Wawrinka Beats Federer – Not a One and Done

Stanislas Wawrinka

Winning a big one is hard, but consistency and greatness is even more difficult. The Monte Carlo Masters isn’t a Grand Slam, but it’s an indication that Stansilas Wawrinka might be here for more than just a short period of dominance, as he walked all over Roger Federer to win his first ATP 1000 tournament.

This has happened to Federer too many times recently: Great in the first set but suddenly misfiring in the second and third, and losing tiebreaks at an alarming rate, something he used to be the king of. Maybe losing to his countrymate and his “heir” isn’t as bad as losing to Rafael Nadal and Novak Djokovic (who Federer beat in the previous round), but it still shows that a player hungry for another major title before he calls it quits is missing too many things for anyone to consider him as a favorite.

Monte Carlo has always been troubling for Federer, the only Masters title he has yet to win. Wawrinka made it a nightmare still. He beat Federer after 11 consecutive losses, as he has gotten rid of negative streaks against Djokovic and Nadal a few months ago in Melbourne.
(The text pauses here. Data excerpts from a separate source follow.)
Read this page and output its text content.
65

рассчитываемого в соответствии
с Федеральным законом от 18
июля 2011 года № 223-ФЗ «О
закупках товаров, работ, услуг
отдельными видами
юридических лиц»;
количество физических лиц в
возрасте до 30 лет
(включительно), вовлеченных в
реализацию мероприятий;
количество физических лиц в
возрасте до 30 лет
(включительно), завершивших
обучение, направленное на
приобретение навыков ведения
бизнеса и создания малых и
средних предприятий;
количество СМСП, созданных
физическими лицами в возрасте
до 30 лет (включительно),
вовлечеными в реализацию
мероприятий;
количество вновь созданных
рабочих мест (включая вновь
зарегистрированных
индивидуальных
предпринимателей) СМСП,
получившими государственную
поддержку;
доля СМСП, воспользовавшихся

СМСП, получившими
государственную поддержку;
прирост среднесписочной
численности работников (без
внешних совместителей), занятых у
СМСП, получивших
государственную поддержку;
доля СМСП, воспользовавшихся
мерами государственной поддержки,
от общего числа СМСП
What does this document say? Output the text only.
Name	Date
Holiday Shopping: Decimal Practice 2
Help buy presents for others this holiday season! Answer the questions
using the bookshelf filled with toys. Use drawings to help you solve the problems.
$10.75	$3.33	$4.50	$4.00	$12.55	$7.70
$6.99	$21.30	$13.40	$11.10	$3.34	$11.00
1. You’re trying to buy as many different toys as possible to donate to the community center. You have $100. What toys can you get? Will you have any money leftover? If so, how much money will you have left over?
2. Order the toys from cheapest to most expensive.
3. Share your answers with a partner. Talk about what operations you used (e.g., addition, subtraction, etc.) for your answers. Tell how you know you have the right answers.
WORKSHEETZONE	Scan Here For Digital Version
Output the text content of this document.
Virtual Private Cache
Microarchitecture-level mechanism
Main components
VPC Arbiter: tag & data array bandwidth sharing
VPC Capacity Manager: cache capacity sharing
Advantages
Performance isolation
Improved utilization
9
He is 6-0 this season against  top-10 players and it’s probably his aggression and focus in key sets that’s the big difference compared to the past, when he was simply talented but not a true winner just yet.

He made Federer look old and tired. He moved closer to the baseline in the third and final set, winning 13 of 14 points off his first serve. Federer was kept guessing and on his heels, broken in serve twice and eventually broken in fighting spirit as well, realizing it just wasn’t going to happen for him once again in Monaco. So does this mean Wawrinka is a favorite, or one of them at least, to win the French?

Nadal losing in the quarterfinals of Monte Carlo dropped and shuffled the deck. You never know what to expect from the Spaniard these days – focused, aggressive and sometimes brilliant tennis on hard court and especially clay, or flat, weak and uninspiring performances like the one he produced in the loss to David Ferrer, an opponent that hasn’t beaten him in exactly 10 years.

Djokoivc isn’t a threat anymore, but an equal. On clay, Wawrinka has the edge over Federer as well. It’s weird thinking of someone outside the big four heading into a Grand Slam tournament as a favorite. Andy Murray doesn’t count when it’s the Roland Garros, but Djokovic is injured (or saying he is to explain a rough loss to Federer) and Nadal just isn’t as scary anymore. Wawrinka might still be an acquired taste, but it’s becoming less and less of a surprise to see him lifting major trophies.